Department of Obstetrics and Gynaecology, Amphia Hospital, Langendijk 75, 4819 EV Breda, The Netherlands.
Robinson Research Institute, School of Paediatrics and Reproductive Health, Norwich Centre, 55 King William St, North Adelaide SA 5006, Australia.
Hum Reprod Update. 2017 May 1;23(3):358-370. doi: 10.1093/humupd/dmx003.
Female sterilization is one of the most common contraceptive methods. A small number of women, however, opt for reversal of sterilization procedures after they experience regret. Procedures can be performed by laparotomy or laparoscopy, with or without robotic assistance. Another commonly utilized alternative is IVF. The choice between surgery and IVF is often influenced by reimbursement politics for that particular geographic location.
We evaluated the fertility outcomes of different surgical methods available for the reversal of female sterilization, compared these to IVF and assessed the prognostic factors for success.
Two search strategies were employed.
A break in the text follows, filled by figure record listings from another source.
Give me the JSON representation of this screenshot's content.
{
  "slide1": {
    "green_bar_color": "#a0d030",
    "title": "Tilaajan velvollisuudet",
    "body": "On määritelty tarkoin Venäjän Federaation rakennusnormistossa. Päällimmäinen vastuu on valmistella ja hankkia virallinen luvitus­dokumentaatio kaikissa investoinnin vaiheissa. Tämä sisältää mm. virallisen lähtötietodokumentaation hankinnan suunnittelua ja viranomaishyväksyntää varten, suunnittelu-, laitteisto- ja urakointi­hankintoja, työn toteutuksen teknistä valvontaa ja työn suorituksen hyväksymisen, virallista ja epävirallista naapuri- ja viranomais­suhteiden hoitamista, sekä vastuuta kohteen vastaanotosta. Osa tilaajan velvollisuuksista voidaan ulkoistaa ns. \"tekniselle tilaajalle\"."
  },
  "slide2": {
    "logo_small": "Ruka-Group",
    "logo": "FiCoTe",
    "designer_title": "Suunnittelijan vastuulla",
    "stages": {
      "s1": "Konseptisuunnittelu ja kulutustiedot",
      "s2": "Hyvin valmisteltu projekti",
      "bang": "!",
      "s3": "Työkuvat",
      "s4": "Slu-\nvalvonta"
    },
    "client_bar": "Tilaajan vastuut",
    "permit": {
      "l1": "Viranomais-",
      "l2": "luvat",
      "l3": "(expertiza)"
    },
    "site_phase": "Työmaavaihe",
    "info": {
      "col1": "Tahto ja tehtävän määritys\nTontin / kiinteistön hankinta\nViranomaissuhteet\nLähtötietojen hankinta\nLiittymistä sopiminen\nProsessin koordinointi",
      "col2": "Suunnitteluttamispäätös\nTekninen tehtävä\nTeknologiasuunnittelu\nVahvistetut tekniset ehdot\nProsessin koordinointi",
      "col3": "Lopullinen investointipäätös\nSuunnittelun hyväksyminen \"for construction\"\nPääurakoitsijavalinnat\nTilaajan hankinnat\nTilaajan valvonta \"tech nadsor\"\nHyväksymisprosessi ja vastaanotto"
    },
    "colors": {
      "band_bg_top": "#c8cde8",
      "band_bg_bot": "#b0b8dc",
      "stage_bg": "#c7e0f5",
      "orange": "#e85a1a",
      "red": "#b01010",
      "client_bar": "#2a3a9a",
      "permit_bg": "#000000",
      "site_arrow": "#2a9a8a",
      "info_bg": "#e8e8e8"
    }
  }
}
Firstly, we searched for randomized and non-randomized clinical studies presenting fertility outcomes of sterilization reversal up to July 2016. Data on the following outcomes were collected: pregnancy rate, ectopic pregnancy rate, cost of the procedure and operative time. Eligible study designs included prospective or retrospective studies, randomized controlled trials, cohort studies, case-control studies and case series. No age restriction was applied. Exclusion criteria were patients suffering from tubal infertility from any other reason (e.g. infection, endometriosis and adhesions from previous surgery) and studies including <10 participants. The following factors likely to influence the success of sterilization reversal procedures were then evaluated: female age, BMI and duration and method of sterilization. Secondly, we searched for randomized and non-randomized clinical studies that compared reversal of sterilization to IVF and evaluated them for pregnancy outcomes and cost effectiveness.
We included 37 studies that investigated a total of 10 689 women. No randomized controlled trials were found. Most studies were retrospective cohort studies of a moderate quality. The pooled pregnancy rate after sterilization reversal was 42-69%, with heterogeneity seen from the different methods utilized. The reported ectopic pregnancy rate was 4-8%. The only prognostic factor affecting the chance of conception was female age. The surgical approach (i.e. laparotomy [microscopic], laparoscopy or robotic) had no impact on the outcome, with the exception of the macroscopic laparotomic technique, which had inferior results and is not currently utilized. For older women, IVF could be a more cost-effective alternative for the reversal of sterilization. However, direct comparative data are lacking and a cut-off age cannot be stated.
In sterilized women who suffer regret, surgical tubal re-anastomosis is an effective treatment, especially in younger women. However, there is a need for randomized controlled trials comparing the success rates and costs of surgical reversal with IVF.
女性绝育是最常见的避孕方法之一。然而,少数女性在经历后悔后选择进行绝育逆转手术。手术可以通过剖腹手术或腹腔镜手术进行,有或没有机器人辅助。另一种常用的替代方法是试管婴儿。手术和试管婴儿之间的选择通常受到特定地理位置报销政策的影响。
我们评估了不同绝育逆转手术方法的生育结局,将这些方法与试管婴儿进行比较,并评估了成功的预测因素。
采用了两种检索策略。首先,我们检索了截至 2016 年 7 月报道绝育逆转生育结局的随机和非随机临床研究。收集的数据包括妊娠率、宫外孕率、手术费用和手术时间。合格的研究设计包括前瞻性或回顾性研究、随机对照试验、队列研究、病例对照研究和病例系列研究。不限制年龄。排除标准为因其他原因(如感染、子宫内膜异位症和以前手术的粘连)导致输卵管不孕的患者,以及纳入 <10 名参与者的研究。然后评估了可能影响绝育逆转手术成功的因素:女性年龄、BMI 和绝育的持续时间和方法。其次,我们检索了比较绝育逆转与试管婴儿的随机和非随机临床研究,并评估了它们的妊娠结局和成本效益。
我们纳入了 37 项研究,共纳入了 10689 名女性。未发现随机对照试验。大多数研究是质量中等的回顾性队列研究。绝育逆转后的妊娠率为 42-69%,不同方法的使用存在异质性。报道的宫外孕率为 4-8%。唯一影响受孕机会的预测因素是女性年龄。手术方法(即剖腹手术[显微镜下]、腹腔镜或机器人)对结果没有影响,但宏观剖腹手术技术除外,该技术效果较差,目前已不再使用。对于年龄较大的女性,试管婴儿可能是更具成本效益的绝育逆转替代方案。然而,缺乏直接比较数据,也无法确定一个截止年龄。
在后悔进行绝育的女性中,手术输卵管再吻合术是一种有效的治疗方法,尤其是在年轻女性中。然而,需要进行比较手术逆转和试管婴儿成功率和成本的随机对照试验。